Skeete brings Westbury a higher profile

Westbury's Owen Skeete, right, led from start to

Westbury's Owen Skeete, right, led from start to finish at the Nassau High School cross country championships, held at Bethpage State Park. (Nov. 6, 2010) Photo Credit: Errol Anderson

Owen Skeete didn't realize what he was getting into when he arrived at Westbury High School.

He always wanted to be a distance runner. But doing it at Westbury, a school not known for its distance prowess, was thought to be a far-fetched idea to many in the track community.

"My freshman year, we walked in and coach [Donald] Ross had us introduced to the seniors and asked us what we wanted to do,'' Skeete said. "I said 'distance' and everybody said ooooh.''

It's three-plus years later and Skeete, a senior, is considered one of the state's top distance runners. He is Newsday's Long Island Runner of the Year.

Skeete put forth his best effort this fall, finishing sixth at the Federation championships - the best by any Long Island runner.

And that's not all. He won the Nassau State qualifier in a career-best time of 15 minutes, 47.9 seconds, nearly 10 seconds ahead of the second-place finisher. He also won the Suffolk Officials meet in October.

Ross said there would be no distance program at Westbury if Skeete wasn't on the team.

"I've been here 30 years and we've never had a kid qualify for the Federation in cross country,'' Ross said. "Every distance record at Westbury belongs to Owen now.''

With so many talented sprinters and jumpers, being a distance runner at Westbury is a challenge.

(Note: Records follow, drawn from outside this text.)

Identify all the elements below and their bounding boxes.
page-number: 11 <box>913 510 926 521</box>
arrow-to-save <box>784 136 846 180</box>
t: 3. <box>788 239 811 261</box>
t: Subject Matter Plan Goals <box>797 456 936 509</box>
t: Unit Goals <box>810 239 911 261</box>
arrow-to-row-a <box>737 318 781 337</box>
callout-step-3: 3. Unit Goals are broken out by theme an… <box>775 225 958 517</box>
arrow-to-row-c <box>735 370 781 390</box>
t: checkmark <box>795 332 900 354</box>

"I didn't know [distance] was that different from the rest of the team until I actually saw the workouts,'' Skeete said. "Everyone else was doing middle distance and sprints. But I love the mile and I've always wanted to do it.''

As for cross country, Skeete didn't have a clue what it was about when he first arrived at Westbury.

"I kind of just stepped into it my sophomore year and had no idea what it really was,'' he said. "I thought it was just more running.''

Skeete has become somewhat of a folk hero at the school.

"By default, I've become a leader already. A lot of kids are already starting to follow me," Skeete said. "I turn around now and I see five people staring at me and I have no idea who they are."

Will Westbury become a bigger player in distance events?

Skeete said: "I think other people want to distance, but they just aren't saying it."